June 23, 2006

Jack and the Beanstalk

Things have been a tad quiet around here for reasons pertaining to...any guesses?

You win a free date with Andrew Sullivan if you said "work."

Ha-ha! You have to go out with...

Anyway enough of the silly talk, I'm here to tell you about something extremely important that has happened to me.

I have four vanity wishes that I have always hoped will come true some day: to be funnier, smarter, taller and better looking. It would be unfortunate for you, my readers, if these things materialized, because then I'd stop blogging due to the volume of chicks I'd be managing.

While most of you have been watching the World Cup (haha, watching soccer! LOL!), I've been having a mini-crisis. All of my fitted pants have been fitting awkwardly--the cuffs were barely reaching my shoes. Now, I'm not exactly the most savy housekeeper, as my ability to do laundry usually entails throwing a wad of clothes in the circular thingy, adding soap and pressing the permanent press cycle button. But in the case of my slacks/nice pants, I usually take them to the dry cleaners. So, unless they went to the same laundry school that I went to, chances are my pants haven't shrunk.

I went into my tailor and had him measure my in-seam. Normally I'm a 30, but he measured me at a 31. Strange things were afoot at Men's store.

Couldn't be, could it?

Yep, it could and today it is official. I went to my GP for a physical/annual check-up, and well, I've officially grown into an elite category. I was 5'9 1/4" and now I'm 5'10". I'm 29 years old and somehow my body was able to squeeze that 3/4 of an inch of me. My body has displayed some serious resilience given that it has had to overcome 29 years of gravity. If it wasn't for gravity, hell, I might be 6'4" now.

This fact in-of-itself is astounding, but really, the most important part is that I can now say I'm 5'10". I know that it still technically puts me smack dab in the middle of the "medium-sized" category, but now I'm actually medium-sized plus. There something psychologically pleasing going from 9 to 10. Kind of like, I was a B student, but now I'm a B+ student; it's not going to get you into Harvard (well, maybe if you had a few million behind you), but people are going to start taking notice.

Me: Hey sweet-cheeks, are you enjoying a lovely evening of drinks, sushi and swarming men staring only at your chest?

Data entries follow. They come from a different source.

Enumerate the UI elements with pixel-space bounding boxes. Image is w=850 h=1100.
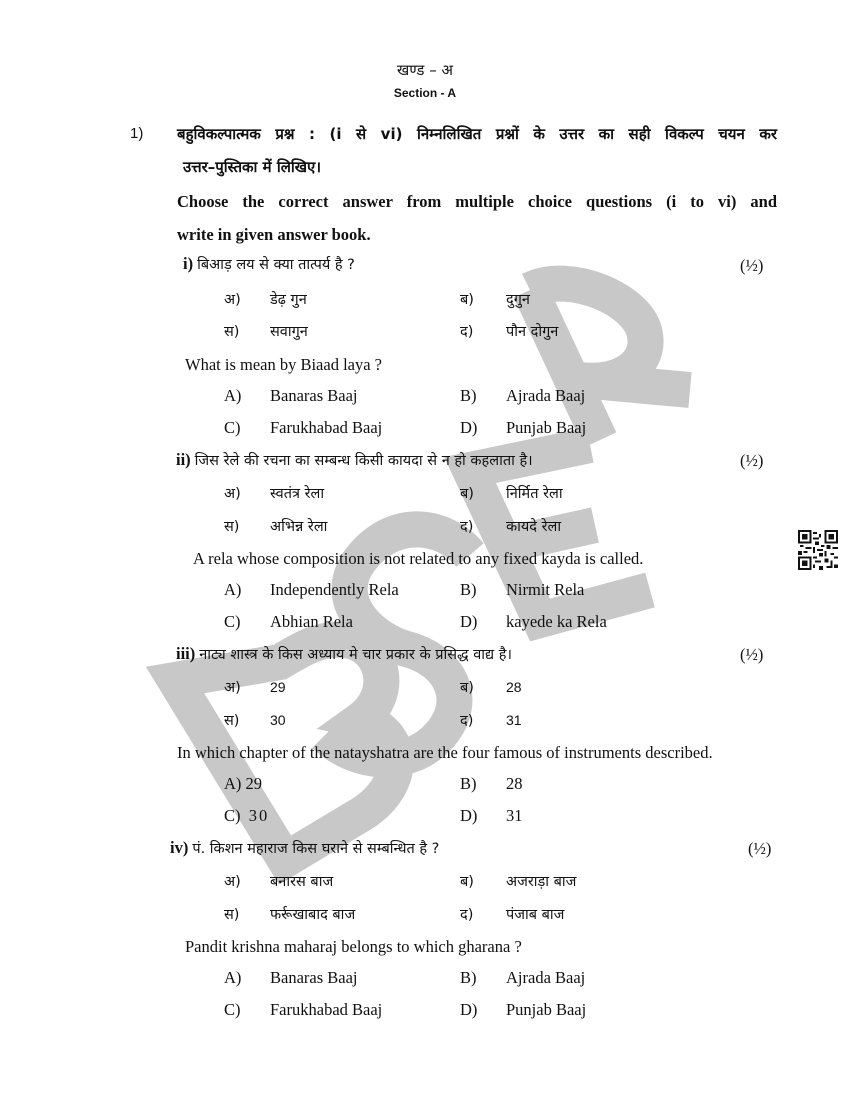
option-text: डेढ़ गुन	[270, 289, 307, 309]
option-text: पंजाब बाज	[506, 904, 564, 924]
option-key: C)	[224, 418, 241, 438]
exam-content: खण्ड – अ Section - A 1) बहुविकल्पात्मक प…	[0, 0, 850, 1100]
option-key: C)	[224, 806, 241, 825]
option-key: C)	[224, 1000, 241, 1020]
instruction-english-line2: write in given answer book.	[177, 225, 371, 245]
option-key: ब)	[460, 289, 474, 309]
option-text: Abhian Rela	[270, 612, 353, 632]
question-text-english: What is mean by Biaad laya ?	[185, 355, 382, 375]
option-key: अ)	[224, 677, 241, 697]
question-label: iv)	[170, 838, 188, 857]
option-text: Banaras Baaj	[270, 386, 358, 406]
question-ii: ii) जिस रेले की रचना का सम्बन्ध किसी काय…	[176, 450, 533, 470]
question-iv: iv) पं. किशन महाराज किस घराने से सम्बन्ध…	[170, 838, 439, 858]
option-key: C)	[224, 612, 241, 632]
option-text: Independently Rela	[270, 580, 399, 600]
option-text: फर्रूखाबाद बाज	[270, 904, 355, 924]
marks: (½)	[740, 451, 763, 471]
option-text: निर्मित रेला	[506, 483, 563, 503]
option-key: B)	[460, 580, 477, 600]
option-text: Banaras Baaj	[270, 968, 358, 988]
option-text: सवागुन	[270, 321, 308, 341]
option-key: B)	[460, 386, 477, 406]
question-text-hindi: पं. किशन महाराज किस घराने से सम्बन्धित ह…	[192, 841, 439, 857]
option-text: Punjab Baaj	[506, 418, 586, 438]
option-key: द)	[460, 710, 473, 730]
qr-code-icon	[798, 530, 838, 570]
marks: (½)	[740, 645, 763, 665]
option-key: स)	[224, 516, 239, 536]
option-text: पौन दोगुन	[506, 321, 558, 341]
question-text-english: A rela whose composition is not related …	[193, 549, 643, 569]
option-key: D)	[460, 1000, 477, 1020]
instruction-hindi-line2: उत्तर–पुस्तिका में लिखिए।	[183, 157, 321, 177]
option-key: स)	[224, 710, 239, 730]
option-text: 28	[506, 774, 523, 794]
question-text-hindi: नाट्य शास्त्र के किस अध्याय मे चार प्रका…	[199, 647, 512, 663]
question-label: iii)	[176, 644, 195, 663]
section-heading-english: Section - A	[0, 86, 850, 100]
option-text: 29	[246, 774, 263, 793]
section-heading-hindi: खण्ड – अ	[0, 60, 850, 80]
option-key: अ)	[224, 289, 241, 309]
option-key: D)	[460, 806, 477, 826]
question-i: i) बिआड़ लय से क्या तात्पर्य है ?	[183, 254, 355, 274]
option-key: A)	[224, 580, 241, 600]
option-key-and-text: A) 29	[224, 774, 262, 794]
option-key: द)	[460, 516, 473, 536]
option-text: kayede ka Rela	[506, 612, 607, 632]
instruction-hindi-line1: बहुविकल्पात्मक प्रश्न : (i से vi) निम्नल…	[177, 124, 777, 144]
option-key: A)	[224, 774, 241, 793]
option-text: बनारस बाज	[270, 871, 333, 891]
option-text: स्वतंत्र रेला	[270, 483, 324, 503]
option-key: D)	[460, 418, 477, 438]
option-key: द)	[460, 904, 473, 924]
option-key: B)	[460, 774, 477, 794]
option-text: Punjab Baaj	[506, 1000, 586, 1020]
option-text: Ajrada Baaj	[506, 386, 585, 406]
question-number: 1)	[130, 125, 143, 142]
option-key: अ)	[224, 483, 241, 503]
option-key: A)	[224, 968, 241, 988]
option-text: 31	[506, 712, 522, 728]
question-label: i)	[183, 254, 193, 273]
option-text: Ajrada Baaj	[506, 968, 585, 988]
marks: (½)	[748, 839, 771, 859]
question-text-english: In which chapter of the natayshatra are …	[177, 743, 713, 763]
option-key: स)	[224, 321, 239, 341]
option-text: अभिन्न रेला	[270, 516, 327, 536]
option-key: द)	[460, 321, 473, 341]
option-key: ब)	[460, 483, 474, 503]
question-label: ii)	[176, 450, 191, 469]
option-text: Farukhabad Baaj	[270, 1000, 382, 1020]
option-key: स)	[224, 904, 239, 924]
question-text-english: Pandit krishna maharaj belongs to which …	[185, 937, 522, 957]
option-text: अजराड़ा बाज	[506, 871, 576, 891]
option-text: 30	[270, 712, 286, 728]
option-key-and-text: C) 30	[224, 806, 269, 826]
instruction-english-line1: Choose the correct answer from multiple …	[177, 192, 777, 212]
option-key: ब)	[460, 677, 474, 697]
option-text: Farukhabad Baaj	[270, 418, 382, 438]
marks: (½)	[740, 256, 763, 276]
option-key: B)	[460, 968, 477, 988]
option-text: 28	[506, 679, 522, 695]
option-text: कायदे रेला	[506, 516, 561, 536]
option-key: A)	[224, 386, 241, 406]
question-text-hindi: जिस रेले की रचना का सम्बन्ध किसी कायदा स…	[195, 453, 533, 469]
option-key: D)	[460, 612, 477, 632]
exam-page: खण्ड – अ Section - A 1) बहुविकल्पात्मक प…	[0, 0, 850, 1100]
option-text: 31	[506, 806, 523, 826]
option-key: अ)	[224, 871, 241, 891]
option-text: 30	[249, 806, 270, 825]
option-text: 29	[270, 679, 286, 695]
option-text: Nirmit Rela	[506, 580, 584, 600]
option-key: ब)	[460, 871, 474, 891]
question-iii: iii) नाट्य शास्त्र के किस अध्याय मे चार …	[176, 644, 512, 664]
option-text: दुगुन	[506, 289, 530, 309]
question-text-english-inner: A rela whose composition is not related …	[193, 549, 643, 568]
question-text-hindi: बिआड़ लय से क्या तात्पर्य है ?	[197, 257, 355, 273]
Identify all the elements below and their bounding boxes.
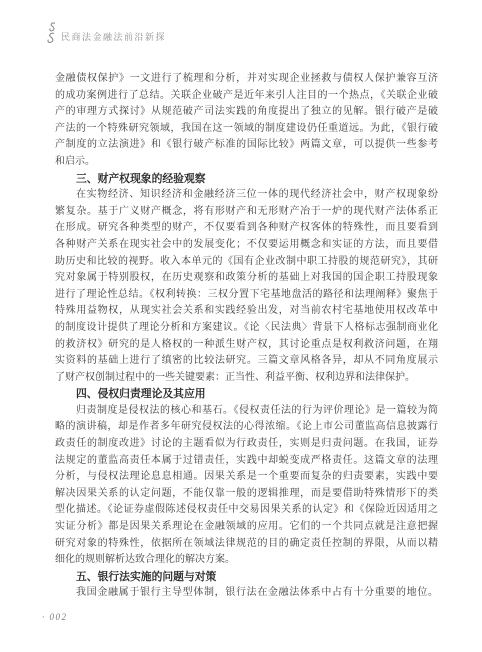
text-line: 政责任的制度改进》讨论的主题看似为行政责任，实则是归责问题。在我国，证券 <box>55 436 438 453</box>
text-line: 的制度设计提供了理论分析和方案建议。《论〈民法典〉背景下人格标志强制商业化 <box>55 320 438 337</box>
text-line: 归责制度是侵权法的核心和基石。《侵权责任法的行为评价理论》是一篇较为简 <box>55 403 438 420</box>
text-line: 繁复杂。基于广义财产概念，将有形财产和无形财产冶于一炉的现代财产法体系正 <box>55 204 438 221</box>
text-line: 分析，与侵权法理论息息相通。因果关系是一个重要而复杂的归责要素，实践中要 <box>55 469 438 486</box>
text-line: 特殊用益物权，从现实社会关系和实践经验出发，对当前农村宅基地使用权改革中 <box>55 303 438 320</box>
section-heading: 五、银行法实施的问题与对策 <box>55 569 438 586</box>
text-line: 实资料的基础上进行了缜密的比较法研究。三篇文章风格各异，却从不同角度展示 <box>55 353 438 370</box>
text-line: 进行了理论性总结。《权利转换：三权分置下宅基地盘活的路径和法理阐释》聚焦于 <box>55 287 438 304</box>
text-line: 产的审理方式探讨》从规范破产司法实践的角度提出了独立的见解。银行破产是破 <box>55 104 438 121</box>
section-heading: 四、侵权归责理论及其应用 <box>55 386 438 403</box>
text-line: 法规定的董监高责任本属于过错责任，实践中却蜕变成严格责任。这篇文章的法理 <box>55 453 438 470</box>
text-line: 产法的一个特殊研究领域，我国在这一领域的制度建设仍任重道远。为此，《银行破 <box>55 121 438 138</box>
text-line: 助历史和比较的视野。收入本单元的《国有企业改制中职工持股的规范研究》，其研 <box>55 254 438 271</box>
text-line: 我国金融属于银行主导型体制，银行法在金融法体系中占有十分重要的地位。 <box>55 585 438 602</box>
text-line: 的救济权》研究的是人格权的一种派生财产权，其讨论重点是权利救济问题，在翔 <box>55 337 438 354</box>
text-line: 的成功案例进行了总结。关联企业破产是近年来引人注目的一个热点，《关联企业破 <box>55 88 438 105</box>
ornament-icon <box>45 21 58 45</box>
text-line: 和启示。 <box>55 154 438 171</box>
text-line: 略的演讲稿，却是作者多年研究侵权法的心得浓缩。《论上市公司董监高信息披露行 <box>55 419 438 436</box>
book-title: 民商法金融法前沿新探 <box>61 30 166 45</box>
text-line: 了财产权创制过程中的一些关键要素：正当性、利益平衡、权利边界和法律保护。 <box>55 370 438 387</box>
text-line: 细化的规则解析达致合理化的解决方案。 <box>55 552 438 569</box>
text-line: 各种财产关系在现实社会中的发展变化；不仅要运用概念和实证的方法，而且要借 <box>55 237 438 254</box>
text-line: 在形成。研究各种类型的财产，不仅要看到各种财产权客体的特殊性，而且要看到 <box>55 220 438 237</box>
text-line: 实证分析》都是因果关系理论在金融领域的应用。它们的一个共同点就是注意把握 <box>55 519 438 536</box>
text-line: 产制度的立法演进》和《银行破产标准的国际比较》两篇文章，可以提供一些参考 <box>55 137 438 154</box>
text-line: 在实物经济、知识经济和金融经济三位一体的现代经济社会中，财产权现象纷 <box>55 187 438 204</box>
page-body: 金融债权保护》一文进行了梳理和分析，并对实现企业拯救与债权人保护兼容互济 的成功… <box>55 71 438 602</box>
text-line: 究对象属于特别股权，在历史观察和政策分析的基础上对我国的国企职工持股现象 <box>55 270 438 287</box>
section-heading: 三、财产权现象的经验观察 <box>55 171 438 188</box>
text-line: 型化描述。《论证券虚假陈述侵权责任中交易因果关系的认定》和《保险近因适用之 <box>55 502 438 519</box>
book-page: 民商法金融法前沿新探 金融债权保护》一文进行了梳理和分析，并对实现企业拯救与债权… <box>0 0 482 652</box>
text-line: 解决因果关系的认定问题，不能仅靠一般的逻辑推理，而是要借助特殊情形下的类 <box>55 486 438 503</box>
page-number: · 002 <box>42 612 68 622</box>
running-header: 民商法金融法前沿新探 <box>45 21 166 45</box>
text-line: 研究对象的特殊性，依据所在领域法律规范的目的确定责任控制的界限，从而以精 <box>55 536 438 553</box>
text-line: 金融债权保护》一文进行了梳理和分析，并对实现企业拯救与债权人保护兼容互济 <box>55 71 438 88</box>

Sweet-Cheeks: Maybe. How tall are you?

Me: 5 foot 10

Sweet-Cheeks: Ohhhhh, really. Buy me a drink and let's talk.

The unfortunate part of this scenario is that I've only managed to get one of my vanity wishes fullfilled. I'm not smarter, funnier or better looking. So, after about five minutes of trying to get her drunk enough to think I was interesting, she had to "go and do...something else."

That's fine, at least I can get in the door now.

5 foot-frickin' 10. You got that?


Posted by 10 fingers 6 strings at June 23, 2006 10:14 AM | TrackBack
Comments

I think it's all the whiskey, but I'm biased. :)

Posted by: Kyle at June 24, 2006 02:20 PM

Maybe global warming has caused it. No one has mentioned that as one of the possible detrimental effects of it. We are creating a race of giant men with no social skills. You should write abouty our tale and send it to ABC and also Al Gore. They are always looking for some good global warming stories.

BTW, congrats. You should throw yourself a 5'10" party.

Posted by: Rick at June 24, 2006 04:44 PM

Did anything else grow with this growth spurt?

Good for you!!! And I think Kenneth Cole also has a tall section.

Posted by: penelope pitstop at June 24, 2006 07:46 PM

Must be something in the water in SF that is full of growth hormone or ????